There had been a previous expedition to Northeast Greenland led by Johan Peter Koch in 1913; the Mørkefjord Expedition. – which Alfred Wegener had been a part of. Eigil Knuth arrived in Greenland with his co-leader and friend, Ebbe Munck, on 19 June 1938. The other expedition members were botanist Paul Gelting, Alf Trolle, and five more men. The expedition made use of an aircraft – a Tiger Moth.

The expedition members began by building a scientific station north of the mouth of the Mørkefjord, west of Hvalrosodden. It was named Mørkefjord Station and was used as a base. The expedition also used a hunting hut in nearby Godfred Hansen Island built by the Nanok East Greenland Fishing Company.

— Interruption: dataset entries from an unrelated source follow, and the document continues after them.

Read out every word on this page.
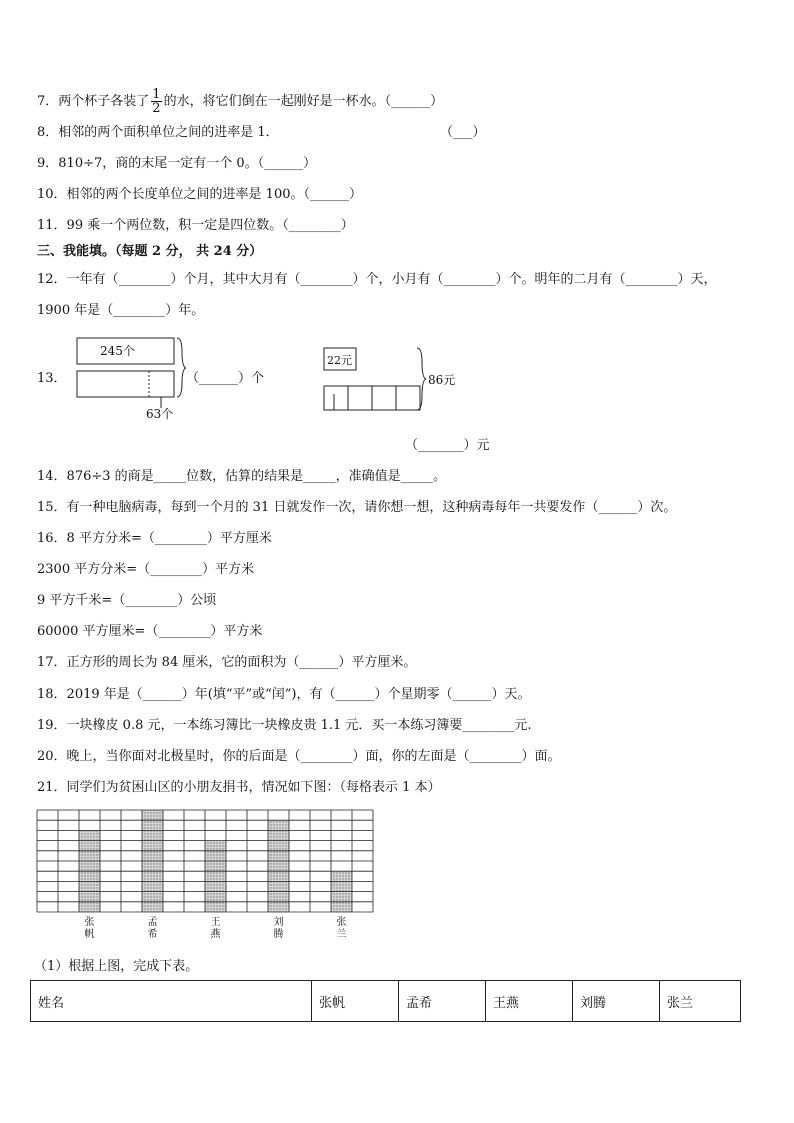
7．两个杯子各装了 $\frac{1}{2}$ 的水，将它们倒在一起刚好是一杯水。（______）
8．相邻的两个面积单位之间的进率是 1．	（___）
9．810÷7，商的末尾一定有一个 0。（______）
10．相邻的两个长度单位之间的进率是 100。（______）
11．99 乘一个两位数，积一定是四位数。（________）
三、我能填。（每题 2 分， 共 24 分）
12．一年有（________）个月，其中大月有（________）个，小月有（________）个。明年的二月有（________）天，
1900 年是（________）年。
13．
245个
63个
（______）个
22元
86元
（_______）元
14．876÷3 的商是_____位数，估算的结果是_____，准确值是_____。
15．有一种电脑病毒，每到一个月的 31 日就发作一次，请你想一想，这种病毒每年一共要发作（______）次。
16．8 平方分米=（________）平方厘米
2300 平方分米=（________）平方米
9 平方千米=（________）公顷
60000 平方厘米=（________）平方米
17．正方形的周长为 84 厘米，它的面积为（______）平方厘米。
18．2019 年是（______）年(填“平”或“闰”)，有（______）个星期零（______）天。
19．一块橡皮 0.8 元，一本练习簿比一块橡皮贵 1.1 元．买一本练习簿要________元.
20．晚上，当你面对北极星时，你的后面是（________）面，你的左面是（________）面。
21．同学们为贫困山区的小朋友捐书，情况如下图：（每格表示 1 本）
张
帆
孟
希
王
燕
刘
腾
张
兰
（1）根据上图，完成下表。
姓名	张帆	孟希	王燕	刘腾	张兰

Mørkefjord Station was manned for a further two years after the end of the expedition, from 1938 to 1941. The additional two years were for two reasons, first because of the Danish Meteorological Institute having requested a continuation of weather reports and second, because Eigil Knuth, faced with the outbreak of World War II, could not return to Greenland as initially planned and decided to continue the activities of the expedition. The Mørkefjord Expedition would map and name a number of geographic features in East Greenland during the years it operated in the area. The Mørkefjord station is now a ruin.